Encantado, agora eu proíbo que você olhe pros  

lados, que se atrase. A menina não queria chorar  

e prendia-se por dentro porque deixar arrebentar  

[35] uma lágrima numa hora dessas é mostrar muita  

fraqueza, é mostrar-se muito menina. E na curva  

da estrada começaram a aparecer muitos  

caminhões apinhados de soldados e a menina  

não se conteve de curiosidade. Para onde vão  

[40] esses soldados? — ela balbuciou. O menino  

respondeu ríspido. Agora é hora apenas de  

caminhar, de não fazer perguntas, caminha! A  

menina pensou eu vou parar, fingir que torci o  

pé, eu vou parar. E parou. O menino sacudiu-a  

[45] pelos ombros até deixá-la numa vertigem  

escura. Depois que a sua visão voltou a adquirir  

o lugar de tudo, ela explodiu chamando-o de  

covarde. Os soldados continuavam a passar em  

caminhões paquidérmicos. E ela não chorava,  

[50] apenas um único soluço seco. O menino gritou  

então que ela era uma chata, que ele a deixaria  

sozinha na estrada que estava de saco cheio de  

cuidar de um traste igual a ela, que se ela não  

soubesse o que significa traste, que pode ter  

[55] certeza que é um negócio muito ruim. A menina  

fez uma careta e tremeu de fúria. Você é o  

culpado de tudo isso, a menina gritou. Você é o  

único culpado de tudo isso. Os soldados  

continuavam a passar. 

[60]   Começou a cair o frio e a menina tiritou  

balançando os cabelos molhados, mas o menino  

dizia se você parar eu te deixo na beira da  

estrada, no meio do caminho, você não é nada  

minha, não é minha irmã, não é minha vizinha,  

[65] não é nada.  

  E Encantado era ainda a alguns lerdos  

quilômetros. A menina sentiu que seria bom se o  

encantado chegasse logo para se ver livre do  

menino. Entraria no Opala e não olharia uma  

[70] única vez pra trás para se despedir daquele  

chato. 

  Encantado apareceu e tudo foi como o  

combinado. Doze e meia da noite e o  

Opala esperava a menina parado na frente da  

[75] igreja. Os dois se aproximaram do Opala tão  

devagarinho que nem pareciam crianças. O  

motorista bigodudo abriu a porta traseira e  

falou: pode entrar, senhorita. Senhorita... o  

menino repetia para ele mesmo. A menina se  

[80] sentou no banco traseiro. Quando o carro  

começou a andar, ela falou bem baixinho: eu  

acho que vou virar a cabeça e olhar pra ele com  

uma cara de nojo, vou sim, vou olhar. E olhou.  

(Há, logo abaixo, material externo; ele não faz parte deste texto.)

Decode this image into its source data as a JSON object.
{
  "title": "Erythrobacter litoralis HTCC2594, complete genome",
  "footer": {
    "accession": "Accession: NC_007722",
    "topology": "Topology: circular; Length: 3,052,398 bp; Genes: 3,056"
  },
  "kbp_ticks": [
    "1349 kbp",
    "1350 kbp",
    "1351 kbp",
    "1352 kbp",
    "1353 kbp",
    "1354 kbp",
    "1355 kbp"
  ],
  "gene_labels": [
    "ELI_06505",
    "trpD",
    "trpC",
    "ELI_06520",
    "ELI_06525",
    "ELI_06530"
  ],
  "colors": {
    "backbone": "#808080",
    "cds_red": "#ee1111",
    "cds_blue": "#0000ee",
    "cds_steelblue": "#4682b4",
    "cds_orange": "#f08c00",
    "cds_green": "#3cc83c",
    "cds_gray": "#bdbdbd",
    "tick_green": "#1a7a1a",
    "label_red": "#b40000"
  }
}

Mas o menino sorria. E a menina não resistiu e  

[85] sorriu também. E os dois sentiram o mesmo nó  

no peito. 

(NOLL, João Gilberto. In: Romances e contos reunidos. São Paulo: Companhia das Letras, 1997. p. 690-692. Texto adaptado.)

 

Segundo Massaud Moisés, o conto é, do ponto de vista dramático, univalente: contém um só drama, uma só história, um só conflito (oposição, luta entre duas forças ou personagens), uma só ação. As outras características (limitação do espaço e do tempo; quantidade reduzida de personagens; unidade de tom ou de emoção provocada no leitor, concisão de linguagem) decorrem da unidade dramática. Com base nessas informações, resolva as questão 02.

 

Como sabemos pela lição de Massaud Moisés, o conto deve desenvolver um único conflito, entendendo-se por conflito a oposição ou a luta entre duas forças e/ou personagens. Sobre “Duelo antes da noite”, é correto dizer que o conflito se dá entre

a

as crianças e a longa estrada que precisava ser vencida “até a baixa noite”. Uma estrada insegura, por onde não passava quase ninguém e que metia medo. 

b

o menino e a obrigação, que lhe foi imposta, de levar a menina em segurança até Encantado. E ele temia não poder dar conta do recado, por causa da implicância daquela garota chorosa e dengosa. 

c

a menina e sua própria consciência, que a acusava de estar atrapalhando o menino em sua missão de ir deixá-la em Encantado, uma missão na qual não podia haver falha, nem mesmo um atraso.

d

o menino e a menina, que pareciam estar em polos opostos: um discordava do outro, ofendiam-se como inimigos mortais. Talvez não tivessem nem consciência do motivo que os levava a agir daquele modo.